The final piece of advice I have is to be specific. I’ve seen far too many resumes that include descriptions for a job that look something like: Worked with a team to develop a quiz site. But as someone screening a resume, this tells me almost nothing about what you did at the job or for the project. Something more specific provides far more context into what experience you’ve actually had. A better description might be: Worked with a team to develop an end to end website for making and taking quizzes using Java, JSPs, HTML, CSS, and Javascript. Was responsible for building backend APIs for quiz creation as well as the full quiz taking frontend. Created modular CSS reused by teammates throughout the site.

Elevator Pitch

Keep it short. For the most part, you’ll be pitching yourself as a recruiter or engineer peruses your resume. If you’ve followed the resume tips above, the pitch doesn’t need to include too much detail, but can highlight your favorite projects, something you’re specifically proud of, or something that makes you stand out from your peers. It should also convey what specific type of role you’re looking for and why you’re interested in the specific company that you’re interacting with, as these are all things that can be challenging or impossible to highlight or call out in your resume. An example pitch could be the following:

I’m Andrew. I’m a sophomore looking for a summer internship. I’d love to work full stack but most of my experience so far is backend. I’ve previously participated in the Yelp dataset challenge and love to build chrome extensions in hackathons. I just read an article on your blog about your recent HTTPS work and thought it was really interesting. Could you tell me a little more about how you did data analytics to measure requests to the site in real time?

Answering Questions

A common mistake people make is not being prepared to answer technical questions. While it’s unlikely to receive a coding question at a career fair, you will almost certainly be asked technical questions, normally stemming from work or projects on your resume. Be prepared to dig into these projects and explain how and why you made the decisions you did.

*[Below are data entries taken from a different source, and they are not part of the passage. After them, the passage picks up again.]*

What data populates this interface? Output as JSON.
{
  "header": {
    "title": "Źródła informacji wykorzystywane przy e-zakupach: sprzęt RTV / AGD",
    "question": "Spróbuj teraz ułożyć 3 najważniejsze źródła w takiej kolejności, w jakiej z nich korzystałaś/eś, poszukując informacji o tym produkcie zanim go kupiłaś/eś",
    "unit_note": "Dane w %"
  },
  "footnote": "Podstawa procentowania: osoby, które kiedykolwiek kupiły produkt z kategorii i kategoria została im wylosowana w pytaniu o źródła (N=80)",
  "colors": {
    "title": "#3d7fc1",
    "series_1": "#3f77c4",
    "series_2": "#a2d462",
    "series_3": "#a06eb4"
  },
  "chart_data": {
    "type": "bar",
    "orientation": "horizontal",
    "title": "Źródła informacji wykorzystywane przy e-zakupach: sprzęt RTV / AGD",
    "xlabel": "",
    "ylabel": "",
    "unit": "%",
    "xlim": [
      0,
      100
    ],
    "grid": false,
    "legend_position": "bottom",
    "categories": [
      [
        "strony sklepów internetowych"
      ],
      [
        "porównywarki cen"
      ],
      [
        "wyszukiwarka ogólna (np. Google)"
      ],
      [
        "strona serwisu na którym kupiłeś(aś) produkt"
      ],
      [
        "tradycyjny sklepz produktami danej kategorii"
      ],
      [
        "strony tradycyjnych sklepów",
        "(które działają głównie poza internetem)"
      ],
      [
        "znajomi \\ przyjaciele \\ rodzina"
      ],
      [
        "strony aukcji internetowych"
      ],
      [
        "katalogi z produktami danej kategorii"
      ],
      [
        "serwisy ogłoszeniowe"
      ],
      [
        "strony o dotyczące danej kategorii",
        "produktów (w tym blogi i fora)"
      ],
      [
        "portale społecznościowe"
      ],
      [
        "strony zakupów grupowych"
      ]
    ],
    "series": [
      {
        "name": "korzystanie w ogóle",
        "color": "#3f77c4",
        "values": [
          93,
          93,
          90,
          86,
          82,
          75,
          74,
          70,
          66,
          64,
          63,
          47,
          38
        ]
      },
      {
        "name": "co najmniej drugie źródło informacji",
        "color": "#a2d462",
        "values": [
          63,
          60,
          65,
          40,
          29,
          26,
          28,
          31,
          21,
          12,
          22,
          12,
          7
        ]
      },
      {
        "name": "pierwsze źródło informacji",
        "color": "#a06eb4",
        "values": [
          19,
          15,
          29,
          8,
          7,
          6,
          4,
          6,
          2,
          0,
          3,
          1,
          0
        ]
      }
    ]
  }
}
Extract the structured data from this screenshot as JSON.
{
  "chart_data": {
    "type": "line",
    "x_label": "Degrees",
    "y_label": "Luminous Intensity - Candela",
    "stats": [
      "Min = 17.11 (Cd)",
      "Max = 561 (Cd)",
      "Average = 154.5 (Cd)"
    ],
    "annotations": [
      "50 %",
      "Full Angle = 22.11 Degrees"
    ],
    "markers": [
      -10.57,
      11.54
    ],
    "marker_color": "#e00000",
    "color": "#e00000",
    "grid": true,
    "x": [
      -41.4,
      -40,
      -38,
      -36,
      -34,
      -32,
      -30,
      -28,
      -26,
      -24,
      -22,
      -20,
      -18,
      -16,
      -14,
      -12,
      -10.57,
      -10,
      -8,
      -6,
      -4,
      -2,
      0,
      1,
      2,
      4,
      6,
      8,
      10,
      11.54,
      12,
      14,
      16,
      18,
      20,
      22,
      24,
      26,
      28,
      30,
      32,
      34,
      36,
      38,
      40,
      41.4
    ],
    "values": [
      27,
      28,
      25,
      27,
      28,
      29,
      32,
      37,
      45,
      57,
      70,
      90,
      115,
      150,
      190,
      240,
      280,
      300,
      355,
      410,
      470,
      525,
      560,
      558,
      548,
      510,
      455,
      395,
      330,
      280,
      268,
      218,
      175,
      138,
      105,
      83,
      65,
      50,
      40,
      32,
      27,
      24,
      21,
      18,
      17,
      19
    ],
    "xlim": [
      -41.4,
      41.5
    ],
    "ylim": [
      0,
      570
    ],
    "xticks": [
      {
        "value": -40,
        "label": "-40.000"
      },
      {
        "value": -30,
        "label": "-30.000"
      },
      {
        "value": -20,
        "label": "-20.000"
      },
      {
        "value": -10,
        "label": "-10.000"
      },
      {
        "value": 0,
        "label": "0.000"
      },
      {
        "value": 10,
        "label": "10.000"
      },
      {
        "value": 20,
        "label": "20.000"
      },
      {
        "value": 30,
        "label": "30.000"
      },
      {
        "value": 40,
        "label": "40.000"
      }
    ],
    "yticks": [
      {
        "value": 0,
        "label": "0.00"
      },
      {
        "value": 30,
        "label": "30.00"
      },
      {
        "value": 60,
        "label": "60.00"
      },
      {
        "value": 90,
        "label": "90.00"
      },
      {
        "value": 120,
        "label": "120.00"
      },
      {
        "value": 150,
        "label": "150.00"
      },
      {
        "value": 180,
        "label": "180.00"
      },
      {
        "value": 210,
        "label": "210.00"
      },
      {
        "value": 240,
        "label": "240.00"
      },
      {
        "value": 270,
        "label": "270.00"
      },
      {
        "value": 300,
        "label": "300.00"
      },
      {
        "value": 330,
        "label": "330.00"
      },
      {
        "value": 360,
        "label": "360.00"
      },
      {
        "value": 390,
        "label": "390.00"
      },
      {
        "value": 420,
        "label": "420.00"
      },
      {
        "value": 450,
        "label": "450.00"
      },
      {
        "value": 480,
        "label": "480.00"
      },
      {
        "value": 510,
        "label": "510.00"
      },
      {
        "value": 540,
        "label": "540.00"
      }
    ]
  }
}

It is also common for companies to ask why you’re interested in them specifically. It is best to come prepared with an answer to this question. Even if the question is not asked, it can help inform the questions you ask as well.

Asking Questions

Don’t be afraid to ask questions. One of the reasons Yelp attends career fairs is that we believe we’re an awesome place to work, and that if you have a chance to interact with and ask questions to our recruiters and even more so our engineers, you’ll come to that same conclusion. So ask away!

In general, though, the more interested and passionate you come across, the stronger the impression it leaves. Asking about technology we’ve open sourced, blog posts we’ve written, or the Yelp dataset challenge, for example, show that you not only have an interest in Yelp specifically, but also that you used some of your free time to dig into the company a bit. Having at least a question or two along these lines can be a huge asset in leaving a good impression.

Demeanor

Basically, treat your time at a career fair booth as you would an interview or a day on the job. Be well-spoken and confident, make eye contact and smile, be energetic and engaged, and dress appropriately. As you go booth to booth you can get tired or burnt out easily, and your demeanor can suffer. Make sure you take breaks if needed, don’t try to jam in too much, and prioritize booths as necessary.

If you prep for these five keys (resume, elevator pitch, answering and asking questions, and demeanor) and remember to convey experience, passion, charisma, and company values throughout, you should be in a great position to leave a lasting impression on company representatives at a career fair.